SINGAPORE - Firms should have to give priority to Singaporeans for jobs if they have suitable qualifications and experience, Ms Foo Mee Har (West Coast GRC) said in the debate on the President's Address on Monday.
"It is time that we move our manpower policies for PMEs (professionals, managers and executives) from a defensive, anti-discrimination position to one where we actively promote and champion the hiring and development of Singaporeans," she said.
She noted that the Manpower Ministry's Fair Consideration Framework, which will take effect from August 1, will require firms to advertise on a jobs bank for 14 days before applying to hire foreign PMEs on Employment Passes. However, the firm's eventual hiring decision is left up to them.
"The Manpower Minister further emphasized that FCF is not about 'Hire Singaporeans First' - but many are asking, "Why not?'" said Ms Foo.
She called for employers to instead have to prove that if a foreigner is hired, that is only because there are no suitable locals for the job.

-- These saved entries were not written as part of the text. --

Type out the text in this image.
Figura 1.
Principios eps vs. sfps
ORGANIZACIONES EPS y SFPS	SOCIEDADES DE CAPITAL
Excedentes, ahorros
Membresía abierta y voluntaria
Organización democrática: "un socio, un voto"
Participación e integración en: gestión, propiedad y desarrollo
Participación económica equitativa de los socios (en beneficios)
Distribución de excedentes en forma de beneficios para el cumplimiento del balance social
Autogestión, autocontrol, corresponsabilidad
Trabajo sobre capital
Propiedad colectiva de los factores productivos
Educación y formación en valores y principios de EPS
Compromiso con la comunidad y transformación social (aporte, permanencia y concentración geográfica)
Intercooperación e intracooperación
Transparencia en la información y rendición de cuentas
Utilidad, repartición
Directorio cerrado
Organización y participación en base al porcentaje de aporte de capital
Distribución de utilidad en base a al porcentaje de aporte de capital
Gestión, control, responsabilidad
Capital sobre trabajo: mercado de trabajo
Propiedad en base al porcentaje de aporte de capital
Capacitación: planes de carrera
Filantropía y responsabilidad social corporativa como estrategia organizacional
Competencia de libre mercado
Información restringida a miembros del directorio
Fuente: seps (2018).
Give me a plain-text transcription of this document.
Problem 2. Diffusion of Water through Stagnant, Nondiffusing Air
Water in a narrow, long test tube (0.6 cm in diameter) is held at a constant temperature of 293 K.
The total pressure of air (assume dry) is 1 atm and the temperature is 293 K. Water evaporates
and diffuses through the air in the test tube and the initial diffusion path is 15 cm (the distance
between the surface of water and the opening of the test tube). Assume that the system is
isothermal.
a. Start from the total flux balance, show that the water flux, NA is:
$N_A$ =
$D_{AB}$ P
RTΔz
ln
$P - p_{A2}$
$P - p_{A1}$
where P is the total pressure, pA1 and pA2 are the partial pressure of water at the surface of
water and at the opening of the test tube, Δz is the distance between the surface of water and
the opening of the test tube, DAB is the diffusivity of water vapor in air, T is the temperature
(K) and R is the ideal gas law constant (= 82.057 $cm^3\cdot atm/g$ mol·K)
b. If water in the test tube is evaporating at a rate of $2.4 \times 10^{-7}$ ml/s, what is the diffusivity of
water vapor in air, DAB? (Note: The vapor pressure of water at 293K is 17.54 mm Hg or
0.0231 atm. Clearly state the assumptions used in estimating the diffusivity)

This would mean scrutinising firms' hiring decisions to see if qualified Singaporeans were given priority.
This is already being done in places such as Hong Kong and Britain, she added. "The infrastructure developed under FCF such as a national jobs bank, should pave the way for us to progress to the next stage of Singaporeans first for jobs they can do."
Ms Foo also proposed that firms which are allowed to hire foreigners should be obliged to have a formal system for training and developing Singaporeans.
As part of the Employment Pass approval process, employers should have to ensure that skills are being transferred to locals. For instance, there could be training and mentorship of Singaporeans, and Singaporeans should be groomed to take over key positions. This could start with companies or sectors with high concentrations of foreign PMEs, said Ms Foo.
"I believe that the current negative sentiment against foreign talent will ease when Singaporeans no longer feel that their livelihoods are threatened. And when they feel they have much to gain from a systematic transfer of skills and knowledge from foreign colleagues who bring expertise, I believe Singaporeans' attitudes toward them will be more welcoming."